Song by Nightwish

from the album Once
- Released: 7 June 2004
- Recorded: 2003–2004
- Genre: Symphonic metal
- Length: 4:39
- Label: Spinefarm; Nuclear Blast;
- Songwriter: Tuomas Holopainen
- Producers: Tuomas Holopainen; TeeCee Kinnunen;

= Planet Hell =

"Planet Hell" is a song by the Finnish symphonic metal band Nightwish, recorded for their fifth studio album Once. The song begins with a male choir and orchestral background music for a full minute before the band starts playing. "Planet Hell" also heavily features the vocals of the band's bass player Marko Hietala. After his departure from the band, the song's vocals have been taken over by their female vocalist Floor Jansen for live performances.

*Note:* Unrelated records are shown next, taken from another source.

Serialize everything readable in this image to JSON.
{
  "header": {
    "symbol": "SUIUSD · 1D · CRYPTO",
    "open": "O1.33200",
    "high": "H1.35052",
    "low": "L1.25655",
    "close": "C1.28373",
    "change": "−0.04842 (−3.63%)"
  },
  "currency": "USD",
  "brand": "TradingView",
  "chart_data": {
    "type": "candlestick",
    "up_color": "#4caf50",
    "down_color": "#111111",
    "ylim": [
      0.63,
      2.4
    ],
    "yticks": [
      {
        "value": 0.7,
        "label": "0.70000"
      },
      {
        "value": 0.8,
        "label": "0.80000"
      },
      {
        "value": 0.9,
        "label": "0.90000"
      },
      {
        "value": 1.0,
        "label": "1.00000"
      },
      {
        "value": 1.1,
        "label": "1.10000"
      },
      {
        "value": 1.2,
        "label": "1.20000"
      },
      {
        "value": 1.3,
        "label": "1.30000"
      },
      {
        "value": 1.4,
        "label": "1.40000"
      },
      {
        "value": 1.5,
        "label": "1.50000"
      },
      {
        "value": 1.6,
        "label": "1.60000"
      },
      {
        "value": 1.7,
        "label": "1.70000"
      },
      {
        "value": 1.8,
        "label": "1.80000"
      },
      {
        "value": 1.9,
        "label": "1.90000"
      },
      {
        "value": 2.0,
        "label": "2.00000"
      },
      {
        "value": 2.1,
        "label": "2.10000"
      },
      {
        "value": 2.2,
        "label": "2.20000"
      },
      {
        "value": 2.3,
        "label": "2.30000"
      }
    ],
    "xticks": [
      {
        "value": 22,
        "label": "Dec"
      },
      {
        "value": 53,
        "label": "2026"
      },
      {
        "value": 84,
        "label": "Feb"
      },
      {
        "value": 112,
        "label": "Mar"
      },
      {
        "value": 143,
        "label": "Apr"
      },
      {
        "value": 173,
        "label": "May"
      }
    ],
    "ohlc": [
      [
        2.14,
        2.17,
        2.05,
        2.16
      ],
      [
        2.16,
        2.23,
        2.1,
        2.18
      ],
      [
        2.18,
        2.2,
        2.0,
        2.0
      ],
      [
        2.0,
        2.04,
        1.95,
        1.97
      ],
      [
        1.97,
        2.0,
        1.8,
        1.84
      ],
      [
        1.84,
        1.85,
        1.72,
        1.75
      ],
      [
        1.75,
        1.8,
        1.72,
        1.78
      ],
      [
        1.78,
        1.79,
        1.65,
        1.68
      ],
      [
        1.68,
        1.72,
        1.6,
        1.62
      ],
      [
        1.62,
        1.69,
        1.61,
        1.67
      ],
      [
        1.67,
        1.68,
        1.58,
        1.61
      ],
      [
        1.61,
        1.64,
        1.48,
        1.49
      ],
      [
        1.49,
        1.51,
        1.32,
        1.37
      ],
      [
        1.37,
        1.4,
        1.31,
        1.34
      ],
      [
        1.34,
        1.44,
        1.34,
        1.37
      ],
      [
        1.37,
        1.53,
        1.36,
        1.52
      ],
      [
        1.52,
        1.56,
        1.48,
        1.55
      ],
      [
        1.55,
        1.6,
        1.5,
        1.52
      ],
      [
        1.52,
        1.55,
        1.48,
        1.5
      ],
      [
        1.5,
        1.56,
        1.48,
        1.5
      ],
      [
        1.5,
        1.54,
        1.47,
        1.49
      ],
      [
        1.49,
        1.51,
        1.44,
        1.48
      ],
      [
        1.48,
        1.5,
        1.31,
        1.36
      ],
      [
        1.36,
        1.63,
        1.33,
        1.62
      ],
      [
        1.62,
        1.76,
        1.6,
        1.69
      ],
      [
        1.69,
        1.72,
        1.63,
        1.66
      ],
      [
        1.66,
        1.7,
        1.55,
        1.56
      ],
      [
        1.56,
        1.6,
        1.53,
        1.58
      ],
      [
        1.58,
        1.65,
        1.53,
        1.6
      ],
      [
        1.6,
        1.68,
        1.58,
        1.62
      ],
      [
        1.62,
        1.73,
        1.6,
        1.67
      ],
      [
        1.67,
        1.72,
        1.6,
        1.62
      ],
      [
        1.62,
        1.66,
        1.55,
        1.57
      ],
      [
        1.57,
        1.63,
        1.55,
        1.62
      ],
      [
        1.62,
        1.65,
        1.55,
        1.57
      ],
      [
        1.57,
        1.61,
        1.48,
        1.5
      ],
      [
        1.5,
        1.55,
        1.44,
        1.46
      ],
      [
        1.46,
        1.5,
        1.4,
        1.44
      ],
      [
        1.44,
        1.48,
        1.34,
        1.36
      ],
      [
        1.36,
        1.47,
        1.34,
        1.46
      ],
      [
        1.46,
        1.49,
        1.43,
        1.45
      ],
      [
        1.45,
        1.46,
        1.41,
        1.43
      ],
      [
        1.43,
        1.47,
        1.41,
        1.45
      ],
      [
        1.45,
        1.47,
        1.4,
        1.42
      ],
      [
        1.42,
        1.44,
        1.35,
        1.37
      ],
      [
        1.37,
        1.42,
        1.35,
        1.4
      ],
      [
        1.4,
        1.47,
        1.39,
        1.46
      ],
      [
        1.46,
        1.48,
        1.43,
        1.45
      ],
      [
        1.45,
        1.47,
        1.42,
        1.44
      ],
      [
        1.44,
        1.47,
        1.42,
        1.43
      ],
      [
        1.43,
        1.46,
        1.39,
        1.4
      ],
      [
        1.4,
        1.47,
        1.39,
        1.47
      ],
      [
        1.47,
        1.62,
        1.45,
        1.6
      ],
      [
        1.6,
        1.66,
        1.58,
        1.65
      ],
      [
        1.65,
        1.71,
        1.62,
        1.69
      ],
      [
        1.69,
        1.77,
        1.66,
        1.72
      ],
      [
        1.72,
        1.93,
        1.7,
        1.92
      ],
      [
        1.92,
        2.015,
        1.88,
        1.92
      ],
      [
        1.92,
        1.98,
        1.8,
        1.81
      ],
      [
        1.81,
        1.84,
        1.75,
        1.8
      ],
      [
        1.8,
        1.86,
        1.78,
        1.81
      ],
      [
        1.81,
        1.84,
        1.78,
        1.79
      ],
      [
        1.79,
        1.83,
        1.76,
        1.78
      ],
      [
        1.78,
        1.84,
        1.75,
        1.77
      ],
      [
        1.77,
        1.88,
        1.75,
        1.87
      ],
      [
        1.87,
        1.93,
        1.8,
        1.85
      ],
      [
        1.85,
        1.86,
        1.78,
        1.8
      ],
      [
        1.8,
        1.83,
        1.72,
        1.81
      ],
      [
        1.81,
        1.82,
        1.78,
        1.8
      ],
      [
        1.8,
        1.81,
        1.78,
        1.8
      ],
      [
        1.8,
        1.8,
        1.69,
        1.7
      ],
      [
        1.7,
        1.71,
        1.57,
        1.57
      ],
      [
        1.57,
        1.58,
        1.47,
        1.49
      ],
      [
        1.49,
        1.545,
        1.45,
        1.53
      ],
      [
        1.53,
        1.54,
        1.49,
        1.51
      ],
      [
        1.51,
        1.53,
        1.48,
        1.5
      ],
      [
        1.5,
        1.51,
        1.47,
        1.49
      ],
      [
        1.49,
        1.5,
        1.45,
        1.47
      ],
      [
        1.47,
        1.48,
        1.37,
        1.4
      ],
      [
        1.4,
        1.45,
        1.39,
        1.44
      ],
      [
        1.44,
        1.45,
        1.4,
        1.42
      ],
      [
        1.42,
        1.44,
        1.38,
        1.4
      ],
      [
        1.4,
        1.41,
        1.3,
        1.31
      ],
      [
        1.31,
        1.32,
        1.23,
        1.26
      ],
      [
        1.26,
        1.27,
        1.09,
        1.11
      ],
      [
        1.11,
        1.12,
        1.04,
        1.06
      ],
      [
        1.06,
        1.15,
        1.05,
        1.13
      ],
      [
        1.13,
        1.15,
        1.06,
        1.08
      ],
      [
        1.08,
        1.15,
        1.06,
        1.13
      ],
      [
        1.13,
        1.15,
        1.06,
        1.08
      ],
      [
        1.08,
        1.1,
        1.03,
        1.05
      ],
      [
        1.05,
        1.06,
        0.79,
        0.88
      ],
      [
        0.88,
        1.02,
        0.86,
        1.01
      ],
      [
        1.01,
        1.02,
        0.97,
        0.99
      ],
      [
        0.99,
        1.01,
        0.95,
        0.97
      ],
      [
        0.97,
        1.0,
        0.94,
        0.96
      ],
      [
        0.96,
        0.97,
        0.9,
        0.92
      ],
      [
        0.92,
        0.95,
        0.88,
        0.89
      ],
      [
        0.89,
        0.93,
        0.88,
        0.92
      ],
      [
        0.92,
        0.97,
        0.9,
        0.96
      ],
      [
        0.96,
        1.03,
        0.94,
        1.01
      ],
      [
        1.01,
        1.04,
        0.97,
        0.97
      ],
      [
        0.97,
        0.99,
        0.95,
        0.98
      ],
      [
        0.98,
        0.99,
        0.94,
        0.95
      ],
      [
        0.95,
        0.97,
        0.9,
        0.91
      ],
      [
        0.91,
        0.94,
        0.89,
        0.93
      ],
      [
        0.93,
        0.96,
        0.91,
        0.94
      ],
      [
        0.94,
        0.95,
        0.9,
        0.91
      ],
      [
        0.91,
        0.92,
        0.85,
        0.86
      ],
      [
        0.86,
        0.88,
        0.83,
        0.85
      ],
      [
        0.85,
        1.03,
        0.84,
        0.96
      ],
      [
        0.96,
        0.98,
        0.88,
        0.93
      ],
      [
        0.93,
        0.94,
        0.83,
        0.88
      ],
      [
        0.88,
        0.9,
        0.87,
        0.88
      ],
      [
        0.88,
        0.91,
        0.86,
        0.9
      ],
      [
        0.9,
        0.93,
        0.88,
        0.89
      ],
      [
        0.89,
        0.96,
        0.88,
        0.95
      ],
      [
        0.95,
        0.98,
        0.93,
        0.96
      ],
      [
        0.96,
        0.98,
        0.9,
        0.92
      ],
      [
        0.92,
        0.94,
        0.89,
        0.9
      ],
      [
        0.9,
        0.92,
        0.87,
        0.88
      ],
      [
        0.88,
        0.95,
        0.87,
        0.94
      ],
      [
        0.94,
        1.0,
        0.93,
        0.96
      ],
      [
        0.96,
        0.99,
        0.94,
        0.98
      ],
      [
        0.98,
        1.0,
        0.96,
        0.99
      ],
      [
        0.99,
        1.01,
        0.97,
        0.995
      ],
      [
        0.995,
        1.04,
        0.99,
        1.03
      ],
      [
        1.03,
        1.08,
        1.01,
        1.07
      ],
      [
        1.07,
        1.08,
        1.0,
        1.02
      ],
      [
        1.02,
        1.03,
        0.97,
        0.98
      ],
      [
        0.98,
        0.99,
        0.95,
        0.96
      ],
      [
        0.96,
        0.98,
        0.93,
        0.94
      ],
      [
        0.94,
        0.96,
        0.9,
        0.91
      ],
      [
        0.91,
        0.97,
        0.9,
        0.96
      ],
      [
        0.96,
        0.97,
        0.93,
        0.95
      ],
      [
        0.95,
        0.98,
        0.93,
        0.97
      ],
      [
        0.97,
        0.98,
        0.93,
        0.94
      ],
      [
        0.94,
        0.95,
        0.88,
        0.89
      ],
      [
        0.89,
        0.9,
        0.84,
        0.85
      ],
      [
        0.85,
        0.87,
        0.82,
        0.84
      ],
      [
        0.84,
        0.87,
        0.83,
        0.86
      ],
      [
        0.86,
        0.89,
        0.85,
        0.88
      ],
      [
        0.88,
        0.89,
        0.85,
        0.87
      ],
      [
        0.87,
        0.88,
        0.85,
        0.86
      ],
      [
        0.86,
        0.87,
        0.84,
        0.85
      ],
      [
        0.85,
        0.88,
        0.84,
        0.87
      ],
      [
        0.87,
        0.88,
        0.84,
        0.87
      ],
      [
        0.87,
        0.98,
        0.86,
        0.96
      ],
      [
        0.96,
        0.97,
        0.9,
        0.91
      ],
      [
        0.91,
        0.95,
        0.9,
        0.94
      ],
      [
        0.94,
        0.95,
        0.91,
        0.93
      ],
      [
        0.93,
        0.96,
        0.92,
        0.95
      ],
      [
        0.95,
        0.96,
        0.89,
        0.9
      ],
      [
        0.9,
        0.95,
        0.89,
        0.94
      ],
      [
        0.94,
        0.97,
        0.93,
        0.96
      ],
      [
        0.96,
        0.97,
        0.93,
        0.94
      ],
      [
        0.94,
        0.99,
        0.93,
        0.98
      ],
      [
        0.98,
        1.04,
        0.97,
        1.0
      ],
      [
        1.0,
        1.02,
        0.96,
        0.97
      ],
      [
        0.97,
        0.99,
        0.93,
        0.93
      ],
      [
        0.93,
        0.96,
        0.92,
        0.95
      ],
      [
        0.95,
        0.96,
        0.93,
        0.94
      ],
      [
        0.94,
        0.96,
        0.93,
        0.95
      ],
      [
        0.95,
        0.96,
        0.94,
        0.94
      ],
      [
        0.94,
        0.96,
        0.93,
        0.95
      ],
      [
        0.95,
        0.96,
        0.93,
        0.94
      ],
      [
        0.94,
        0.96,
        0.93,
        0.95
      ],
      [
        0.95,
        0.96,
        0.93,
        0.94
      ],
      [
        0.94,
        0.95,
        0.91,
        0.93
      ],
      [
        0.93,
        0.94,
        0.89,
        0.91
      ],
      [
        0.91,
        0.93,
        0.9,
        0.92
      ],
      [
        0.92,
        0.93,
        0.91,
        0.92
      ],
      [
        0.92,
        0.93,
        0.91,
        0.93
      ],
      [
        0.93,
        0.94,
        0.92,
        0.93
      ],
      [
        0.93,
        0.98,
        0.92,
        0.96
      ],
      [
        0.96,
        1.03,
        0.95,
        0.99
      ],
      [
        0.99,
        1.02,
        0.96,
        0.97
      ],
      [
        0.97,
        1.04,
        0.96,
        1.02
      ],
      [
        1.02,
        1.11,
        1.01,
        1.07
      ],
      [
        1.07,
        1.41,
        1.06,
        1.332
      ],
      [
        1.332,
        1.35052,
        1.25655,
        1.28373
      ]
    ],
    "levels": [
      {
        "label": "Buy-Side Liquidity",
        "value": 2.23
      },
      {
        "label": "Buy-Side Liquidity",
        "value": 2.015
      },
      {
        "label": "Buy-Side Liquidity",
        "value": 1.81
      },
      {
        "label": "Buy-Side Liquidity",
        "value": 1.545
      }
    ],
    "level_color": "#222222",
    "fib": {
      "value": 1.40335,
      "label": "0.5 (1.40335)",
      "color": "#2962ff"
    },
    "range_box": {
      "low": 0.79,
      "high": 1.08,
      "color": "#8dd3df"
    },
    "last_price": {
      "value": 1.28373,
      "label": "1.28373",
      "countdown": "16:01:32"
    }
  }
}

== Religious references ==
The song has a number of religious references:
- "The ferryman" refers to Charon the ferryman in Greek mythology. ("Save yourself a penny for the ferryman": tradition dictated that a dead Greek would have a coin placed in his mouth to pay for passage over the River Styx, as Charon demanded payment to ferry souls across the Styx, and without payment, souls would be forever trapped upon the shores, unable to cross.)
- "The Ark" could possibly refer to one of two things: The Ark of the Covenant, or Noah's Ark. The latter seems the most plausible, as in Biblical story the Ark saved Noah and the animals from the flood brought about by God for their sins. "This world ain't ready for the Ark" could indeed be a dark message from the band stating that the Earth is in midst of destruction by humans and we are all to blame, and deserve punishment.
- "Mother Gaia" refers to the Greek Titan Gaia or Mother Earth.

== In popular culture ==

- This song is well known amongst players of the fantasy massively multiplayer online role-playing game RuneScape. On 6 June 2006 a significant bug, which allowed some players to attack others in areas that were meant to be safe zones, was exploited in what became known as the Falador Massacre. Players were attacked and lost their valuable in-game items. The main record of the event was a player-made video which featured the song Planet Hell as the background music. On 6 June 2016 the game developers, Jagex, released an in-game event celebrating the ten-year anniversary of the Falador Massacre. It included background music similar to Planet Hell.
- This song was also used as intro music by the San Antonio Spurs in 2005.
- This song was sampled in Meek Mill's Pray For Em.